In the original December 2024 paper, the authors evaluated baseline agents driven by a range of closed and open-weight models. The most capable was a Claude 3.5 Sonnet (2024-10-22) agent, which fully completed 24.0 percent of tasks and reached a partial-completion score of 34.4 percent, at a cost of nearly 30 steps and more than 6 US dollars per task on average, making it both the best and the most expensive baseline [1][3]. Other models trailed well behind: Gemini 2.0 Flash completed 11.4 percent, GPT-4o 8.6 percent, and several open-weight models scored in the low single digits [1][4]. The paper's abstract states more broadly that the most competitive agent could complete about 30 percent of tasks; this figure tracks the project's maintained leaderboard, which has since recorded higher-scoring agents than the original Claude 3.5 Sonnet baseline [1][2].
Approximate baseline results from the December 2024 release [1]:
| Model (agent) | Full completion | Partial score |
|---|---|---|
| Claude 3.5 Sonnet | 24.0% | 34.4% |
| Gemini 2.0 Flash | 11.4% | 19.0% |
| GPT-4o | 8.6% | 16.7% |
| Llama 3.1 405B | 7.4% | 14.1% |
| Gemini 1.5 Pro | 3.4% | 8.0% |
The team maintains a public leaderboard on the project site, re-running newer models through the same harness. By 2025 the top reported entries had climbed: a Gemini 2.5 Pro agent reached about 30.3 percent full completion and 39.3 percent partial score, and a Claude 3.7 Sonnet agent reached roughly 26.3 percent full and 36.4 percent partial [2]. Even the best entries leave a large majority of long-horizon tasks unfinished, and the authors documented recurring failure modes: agents got lost in complex web interfaces, struggled to dismiss pop-ups or locate the right colleague, lacked common-sense judgment, and sometimes fabricated shortcuts or deceptive workarounds instead of doing the work [1][4].

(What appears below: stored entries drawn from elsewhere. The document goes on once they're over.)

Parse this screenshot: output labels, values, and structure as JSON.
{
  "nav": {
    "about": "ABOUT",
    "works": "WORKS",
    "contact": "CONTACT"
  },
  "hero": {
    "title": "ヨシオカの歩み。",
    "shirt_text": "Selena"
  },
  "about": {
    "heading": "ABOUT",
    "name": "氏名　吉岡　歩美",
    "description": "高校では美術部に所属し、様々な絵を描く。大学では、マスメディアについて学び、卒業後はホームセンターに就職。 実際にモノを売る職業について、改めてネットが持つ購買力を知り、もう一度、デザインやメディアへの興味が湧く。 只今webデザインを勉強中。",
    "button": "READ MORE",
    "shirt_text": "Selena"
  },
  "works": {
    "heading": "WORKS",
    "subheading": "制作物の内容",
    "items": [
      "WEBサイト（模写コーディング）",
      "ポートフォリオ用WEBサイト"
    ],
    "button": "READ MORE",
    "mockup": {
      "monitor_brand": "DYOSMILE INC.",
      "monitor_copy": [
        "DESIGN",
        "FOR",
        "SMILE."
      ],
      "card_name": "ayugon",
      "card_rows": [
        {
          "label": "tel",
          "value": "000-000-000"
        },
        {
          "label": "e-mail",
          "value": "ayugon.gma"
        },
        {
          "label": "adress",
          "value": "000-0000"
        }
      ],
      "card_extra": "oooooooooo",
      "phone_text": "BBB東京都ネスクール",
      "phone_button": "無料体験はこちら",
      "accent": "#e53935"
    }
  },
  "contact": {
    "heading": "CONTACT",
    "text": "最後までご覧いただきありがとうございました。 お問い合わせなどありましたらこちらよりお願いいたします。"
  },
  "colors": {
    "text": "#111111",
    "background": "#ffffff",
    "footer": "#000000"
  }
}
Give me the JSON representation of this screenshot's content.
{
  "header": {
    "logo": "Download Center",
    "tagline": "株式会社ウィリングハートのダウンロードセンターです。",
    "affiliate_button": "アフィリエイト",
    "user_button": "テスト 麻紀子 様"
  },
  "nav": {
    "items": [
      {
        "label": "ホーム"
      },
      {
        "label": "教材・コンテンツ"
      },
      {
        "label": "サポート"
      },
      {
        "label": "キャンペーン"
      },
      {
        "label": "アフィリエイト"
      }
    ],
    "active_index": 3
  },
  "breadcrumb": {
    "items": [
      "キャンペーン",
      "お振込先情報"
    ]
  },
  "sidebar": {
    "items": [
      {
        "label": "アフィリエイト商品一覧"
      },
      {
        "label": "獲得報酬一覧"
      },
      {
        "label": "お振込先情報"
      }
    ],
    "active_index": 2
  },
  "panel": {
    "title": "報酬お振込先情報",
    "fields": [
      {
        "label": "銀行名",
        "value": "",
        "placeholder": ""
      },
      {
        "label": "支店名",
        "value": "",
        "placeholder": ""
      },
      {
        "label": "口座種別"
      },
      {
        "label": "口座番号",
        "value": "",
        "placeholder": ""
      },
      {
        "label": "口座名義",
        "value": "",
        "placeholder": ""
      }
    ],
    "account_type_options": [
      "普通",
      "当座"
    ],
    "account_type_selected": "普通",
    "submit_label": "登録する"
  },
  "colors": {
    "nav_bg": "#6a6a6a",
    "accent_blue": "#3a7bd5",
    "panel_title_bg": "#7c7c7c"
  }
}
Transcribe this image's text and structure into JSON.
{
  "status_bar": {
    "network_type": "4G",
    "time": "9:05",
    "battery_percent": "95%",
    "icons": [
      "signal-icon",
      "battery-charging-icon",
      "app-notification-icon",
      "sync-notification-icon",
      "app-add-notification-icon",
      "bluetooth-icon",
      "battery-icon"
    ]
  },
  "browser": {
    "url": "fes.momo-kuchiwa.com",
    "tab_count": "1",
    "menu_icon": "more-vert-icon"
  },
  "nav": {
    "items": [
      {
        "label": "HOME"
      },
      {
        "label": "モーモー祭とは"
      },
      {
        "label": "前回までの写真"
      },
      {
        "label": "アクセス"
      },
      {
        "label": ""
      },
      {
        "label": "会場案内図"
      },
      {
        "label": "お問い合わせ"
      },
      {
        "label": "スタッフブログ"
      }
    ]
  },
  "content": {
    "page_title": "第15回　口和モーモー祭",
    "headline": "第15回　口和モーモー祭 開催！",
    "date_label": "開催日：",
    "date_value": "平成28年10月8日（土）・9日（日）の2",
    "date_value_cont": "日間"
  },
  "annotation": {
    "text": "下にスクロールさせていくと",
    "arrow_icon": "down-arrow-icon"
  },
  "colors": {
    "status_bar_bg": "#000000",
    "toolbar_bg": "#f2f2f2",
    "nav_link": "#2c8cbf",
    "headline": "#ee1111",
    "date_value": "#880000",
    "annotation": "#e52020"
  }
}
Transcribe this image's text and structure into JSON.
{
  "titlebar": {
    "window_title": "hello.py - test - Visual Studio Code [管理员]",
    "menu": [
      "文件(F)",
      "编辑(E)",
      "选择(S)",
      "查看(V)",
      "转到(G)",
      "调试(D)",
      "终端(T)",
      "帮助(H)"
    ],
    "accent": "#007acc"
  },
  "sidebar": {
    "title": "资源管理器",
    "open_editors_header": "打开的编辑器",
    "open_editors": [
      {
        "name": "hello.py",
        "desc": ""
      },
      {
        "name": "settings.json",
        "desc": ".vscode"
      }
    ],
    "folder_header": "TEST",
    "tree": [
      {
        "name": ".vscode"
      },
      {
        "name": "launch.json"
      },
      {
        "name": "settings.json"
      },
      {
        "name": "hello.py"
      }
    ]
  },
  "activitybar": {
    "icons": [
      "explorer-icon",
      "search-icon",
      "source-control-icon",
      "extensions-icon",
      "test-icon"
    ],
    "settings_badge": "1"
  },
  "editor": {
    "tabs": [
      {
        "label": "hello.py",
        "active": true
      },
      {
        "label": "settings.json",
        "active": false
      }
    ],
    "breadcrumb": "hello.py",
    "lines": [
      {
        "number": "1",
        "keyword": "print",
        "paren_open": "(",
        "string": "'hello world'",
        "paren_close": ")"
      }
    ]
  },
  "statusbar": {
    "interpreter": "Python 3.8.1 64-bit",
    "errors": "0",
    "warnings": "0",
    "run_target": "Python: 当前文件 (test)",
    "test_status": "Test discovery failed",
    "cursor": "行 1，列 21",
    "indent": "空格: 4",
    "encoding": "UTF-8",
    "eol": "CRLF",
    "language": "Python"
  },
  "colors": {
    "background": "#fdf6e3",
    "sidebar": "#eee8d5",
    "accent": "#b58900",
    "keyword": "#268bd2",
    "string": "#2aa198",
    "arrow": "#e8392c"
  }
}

TheAgentCompany was received as a grounded, deliberately realistic counterpoint to more optimistic narratives about AI automating "real jobs." Carnegie Mellon's own coverage, published June 17, 2025, carried the headline "Simulated Company Shows Most AI Agents Flunk the Job" and quoted Graham Neubig saying the team "wanted to see how well agents could function in a real work setting." The piece framed the low completion rates as reassurance for workers worried about near-term displacement, while acknowledging the trajectory of rapid improvement [4]. Industry and policy commentators picked up the benchmark as a reality check on enterprise agent deployment, emphasizing that a strong showing on narrow coding tests does not translate into autonomously running a workplace [5].
The benchmark situates itself within a broader landscape of agent evaluations and explicitly contrasts with them. Web-centric benchmarks such as WebArena and OSWorld test browsing or operating-system tasks but cover a narrower slice of professional work; coding benchmarks such as SWE-bench focus only on software engineering; and tool- or dialogue-oriented benchmarks such as tau-bench probe customer-service style interactions [1]. TheAgentCompany's contributions are the breadth of job functions it spans, the requirement for sustained multi-step work with checkpoint-based partial scoring, the integration of simulated-coworker communication, and full self-hosted reproducibility. Other generalist agent benchmarks such as GAIA pursue similar realism through real-world question answering; TheAgentCompany instead embeds the agent in a persistent, stateful company intranet. Its code, data, and environment are released openly, and the maintained leaderboard has made it a recurring reference point for tracking how far agents have progressed toward automating knowledge work [1][2].